外装は煉瓦造りでとてもシックだったが、店の中に入ってみてもそれに定着するかのように内装もクラシックが合うような落ち着く雰囲気で、居酒屋の喧騒に飽き飽きしていた私に沁み込ませた。
店には安っぽい笑顔を振り撒くレジ係も居ないし、注文するたびにマニュアル通り復唱し「喜んで!」と叫ぶ奴等も居ない。ただ、若い女のバーテンと、その親ともとれるくらい老齢の男のバーテンが並んでグラスを拭いているだけだった。客は誰も居ない。それも、私には新鮮な感覚であり、そして懐かしさを感じさせていた。
学生時代には先述した躁があったため、こんな店の雰囲気よりも値段に心を奪われ、自分が偉くなったのではないかという錯覚と共にそれを台無しにするように大騒ぎして迷惑をかけたものだが、今の私には店の本体というか、雰囲気の中核にあるような何かに吸い付くような魅力を感じていた。
一次会ですっかり出来上がってしまっていた後輩は「わたし、この店に良く彼氏と飲みに来るんですよ」と、千鳥足で後輩は道中口癖の様に繰り返していた。だが、老バーテンが発する初めての台詞は「初めまして。ようこそいらっしゃいました」であった。彼女はそれに頓着するほどの理性もなくなっており、私に絡ませていた腕を突き放すように解き、グテンと最寄のカウンター席に座り突っ伏してしまった。
私は「すみません、ここに座っても良いでしょうか?」と緊張しながら聞いてみた。学生のときを思い出すとよくあれだけ横柄な口をきけたものだと呆れるほど強きだったのだが、社会に出て15年もしてみると場の雰囲気とマナーを肌で感じることが出来る様になっており、それが如何に恥ずかしい思い出でであるかを強く感じていた。それがより一層に緊張をもたらせていたことは確かであろうと、何故か俯瞰して自己分析している自分が居た。
老バーテンは「どうぞ、今日は予約が一件も御座いませんので」と、とても温和な笑顔を見せた。小柄で禿頭の、和服を着流せばとても似合いそうなバーテンは私が席について一息ついたのを見計らって拭いていたグラスを棚に戻すと、私にオーダーを尋ねた。
すると、後輩はガバと起き出し、「わたしブランデー飲みたい」とこの店で出すには大きな声で言って虚ろな目をこちらに向け、また突っ伏した。

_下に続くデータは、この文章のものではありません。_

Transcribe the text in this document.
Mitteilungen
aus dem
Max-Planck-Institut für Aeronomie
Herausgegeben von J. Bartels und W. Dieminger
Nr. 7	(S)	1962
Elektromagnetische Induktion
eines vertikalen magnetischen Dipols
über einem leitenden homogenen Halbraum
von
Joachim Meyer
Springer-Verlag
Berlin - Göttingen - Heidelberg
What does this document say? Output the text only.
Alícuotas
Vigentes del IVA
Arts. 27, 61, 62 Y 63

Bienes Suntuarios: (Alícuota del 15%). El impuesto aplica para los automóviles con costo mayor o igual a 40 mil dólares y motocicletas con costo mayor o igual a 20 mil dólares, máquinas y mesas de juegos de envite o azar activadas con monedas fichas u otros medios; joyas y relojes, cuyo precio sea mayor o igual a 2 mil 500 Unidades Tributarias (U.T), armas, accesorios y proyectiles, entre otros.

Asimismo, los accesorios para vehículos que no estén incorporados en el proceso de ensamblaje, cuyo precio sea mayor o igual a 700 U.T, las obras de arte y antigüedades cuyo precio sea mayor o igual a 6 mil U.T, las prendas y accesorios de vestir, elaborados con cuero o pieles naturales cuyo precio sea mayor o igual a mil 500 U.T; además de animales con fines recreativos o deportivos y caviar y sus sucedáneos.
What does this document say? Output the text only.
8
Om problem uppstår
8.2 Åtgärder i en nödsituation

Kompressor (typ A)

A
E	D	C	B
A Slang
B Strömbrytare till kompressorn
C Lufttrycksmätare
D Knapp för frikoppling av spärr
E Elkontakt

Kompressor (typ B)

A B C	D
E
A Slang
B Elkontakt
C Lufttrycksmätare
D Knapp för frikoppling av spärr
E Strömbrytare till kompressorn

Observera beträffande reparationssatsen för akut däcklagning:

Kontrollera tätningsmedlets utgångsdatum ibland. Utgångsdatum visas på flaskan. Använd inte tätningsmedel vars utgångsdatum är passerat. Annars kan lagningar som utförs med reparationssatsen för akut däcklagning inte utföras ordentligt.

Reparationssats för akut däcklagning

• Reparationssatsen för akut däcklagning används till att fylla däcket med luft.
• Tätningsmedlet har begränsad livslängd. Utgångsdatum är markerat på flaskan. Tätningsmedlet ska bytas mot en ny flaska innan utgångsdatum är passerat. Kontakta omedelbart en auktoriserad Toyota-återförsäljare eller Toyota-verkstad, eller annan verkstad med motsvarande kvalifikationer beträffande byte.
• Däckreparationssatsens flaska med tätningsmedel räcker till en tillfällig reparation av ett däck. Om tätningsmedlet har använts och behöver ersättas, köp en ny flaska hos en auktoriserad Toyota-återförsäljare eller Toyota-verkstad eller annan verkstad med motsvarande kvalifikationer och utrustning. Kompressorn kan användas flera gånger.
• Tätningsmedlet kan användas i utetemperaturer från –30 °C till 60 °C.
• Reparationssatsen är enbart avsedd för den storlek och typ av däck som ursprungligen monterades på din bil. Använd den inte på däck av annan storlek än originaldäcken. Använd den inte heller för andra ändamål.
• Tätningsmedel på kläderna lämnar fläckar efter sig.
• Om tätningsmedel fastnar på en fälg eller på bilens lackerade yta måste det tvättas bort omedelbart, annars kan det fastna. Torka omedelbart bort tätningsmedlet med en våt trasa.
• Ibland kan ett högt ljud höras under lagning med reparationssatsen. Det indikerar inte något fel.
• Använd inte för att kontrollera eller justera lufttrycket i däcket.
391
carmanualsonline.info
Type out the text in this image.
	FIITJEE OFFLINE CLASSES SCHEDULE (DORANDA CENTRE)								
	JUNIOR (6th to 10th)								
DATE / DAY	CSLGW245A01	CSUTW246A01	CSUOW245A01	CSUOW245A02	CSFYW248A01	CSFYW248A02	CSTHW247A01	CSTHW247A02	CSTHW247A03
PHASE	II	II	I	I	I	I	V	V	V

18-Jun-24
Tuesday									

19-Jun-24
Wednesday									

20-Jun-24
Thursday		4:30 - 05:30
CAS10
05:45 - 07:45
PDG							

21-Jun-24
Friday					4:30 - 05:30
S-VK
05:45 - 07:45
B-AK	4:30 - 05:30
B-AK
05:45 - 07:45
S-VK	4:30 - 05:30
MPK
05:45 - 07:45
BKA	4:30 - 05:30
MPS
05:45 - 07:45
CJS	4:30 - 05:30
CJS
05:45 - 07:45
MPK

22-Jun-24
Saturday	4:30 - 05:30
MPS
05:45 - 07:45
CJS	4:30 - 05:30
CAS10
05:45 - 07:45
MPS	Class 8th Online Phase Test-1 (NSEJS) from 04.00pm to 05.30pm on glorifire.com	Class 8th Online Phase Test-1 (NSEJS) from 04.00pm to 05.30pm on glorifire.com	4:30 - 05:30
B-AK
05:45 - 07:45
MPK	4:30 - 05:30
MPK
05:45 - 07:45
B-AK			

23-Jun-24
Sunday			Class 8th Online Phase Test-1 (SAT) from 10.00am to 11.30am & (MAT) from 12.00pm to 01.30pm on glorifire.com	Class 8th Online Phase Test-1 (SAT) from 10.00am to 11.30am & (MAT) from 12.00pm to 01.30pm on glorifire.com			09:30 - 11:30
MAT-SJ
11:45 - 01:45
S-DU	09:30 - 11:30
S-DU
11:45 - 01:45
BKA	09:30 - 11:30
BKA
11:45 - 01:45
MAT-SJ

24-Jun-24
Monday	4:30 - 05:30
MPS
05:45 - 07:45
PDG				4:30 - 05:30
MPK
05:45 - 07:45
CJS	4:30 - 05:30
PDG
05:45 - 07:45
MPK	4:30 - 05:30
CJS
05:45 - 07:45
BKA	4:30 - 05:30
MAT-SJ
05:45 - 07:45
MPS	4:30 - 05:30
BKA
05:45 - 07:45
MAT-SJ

私は解けた緊張を引き戻し、「実は、学生時代に格好つけて通ったきり、十数年もこういった場所にきたことがなくて、どういう風に頼めばよかったのかも覚えてないんです」とだけ頑張って言った。無知を曝け出す感覚は学生時代では有得ない様な恥ずかしさだが、それでも社会経験は最悪な状況を想定してそれを回避するように仕向けさせた。聞くは一時に恥、である、とまた何処か頭の中で客観的な自分が私自身を諭している。酔うとよくこういう状態になるな、と今度は本体の自分が思った。昔はその場の恥さえ回避できれば、その後の更なる恥など考えずに動いていたものだ。一番高いものを頼めば格好良いのだという意志で頼んだ当時のブランデーの味なんかは、緊張に呑まれた末の悪い酩酊に追いやられて一切覚えていない。私の頭の中に居る1人が、記憶を持ってきて説教してくれたようだった。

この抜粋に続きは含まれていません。